首先创建一个元组列表,然后调用 rg.search 一次下车,一次上车,效率会更高。例如:
pickup_coords = ds[['pickup_latitude', 'pickup_longitude']].apply(tuple, axis=1).tolist()
dropoff_coords = ds[['dropoff_latitude', 'dropoff_longitude']].apply(tuple, axis=1).tolist()
pickup_results = rg.search(pickup_coords, mode=2)
ds['pickup_district'] = [x['name'] for x in pickup_results]
dropoff_results = rg.search(dropoff_coords, mode=2)
ds['dropoff_district'] = [x['name'] for x in dropoff_results]
您可以一次调用所有位置的图书馆。
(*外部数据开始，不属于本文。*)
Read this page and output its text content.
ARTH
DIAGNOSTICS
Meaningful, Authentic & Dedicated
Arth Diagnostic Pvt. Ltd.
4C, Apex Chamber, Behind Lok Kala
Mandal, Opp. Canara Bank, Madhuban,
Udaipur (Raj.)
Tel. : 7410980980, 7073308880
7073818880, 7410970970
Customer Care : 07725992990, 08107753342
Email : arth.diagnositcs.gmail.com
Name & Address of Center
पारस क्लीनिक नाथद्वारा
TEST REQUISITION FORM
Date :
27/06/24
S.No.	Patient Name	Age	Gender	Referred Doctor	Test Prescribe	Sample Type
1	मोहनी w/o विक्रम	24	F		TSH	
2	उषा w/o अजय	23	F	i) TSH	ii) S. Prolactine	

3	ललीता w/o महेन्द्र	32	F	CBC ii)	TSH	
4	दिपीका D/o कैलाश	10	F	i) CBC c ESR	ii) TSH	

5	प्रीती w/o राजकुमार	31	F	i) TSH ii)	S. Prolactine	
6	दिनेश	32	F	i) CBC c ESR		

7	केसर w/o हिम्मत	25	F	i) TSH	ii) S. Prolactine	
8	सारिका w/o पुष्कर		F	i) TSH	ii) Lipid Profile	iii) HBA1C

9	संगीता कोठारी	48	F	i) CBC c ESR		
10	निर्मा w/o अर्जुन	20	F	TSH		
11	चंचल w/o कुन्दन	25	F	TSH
例如:
pickups = list(zip(ds.pickup_latitude, ds.pickup_longitude))
dropoffs = list(zip(ds.dropoff_latitude, ds.dropoff_longitude))
pickup_locations = rg.search(pickups)
dropoff_locations = rg.search(dropoffs)
ds['pickup_district'] = [p["name"] for p in pickup_locations]
ds['dropoff_district'] = [d["name"] for d in dropoff_locations]
这比调用每一行(如 apply 所做的那样)要快得多。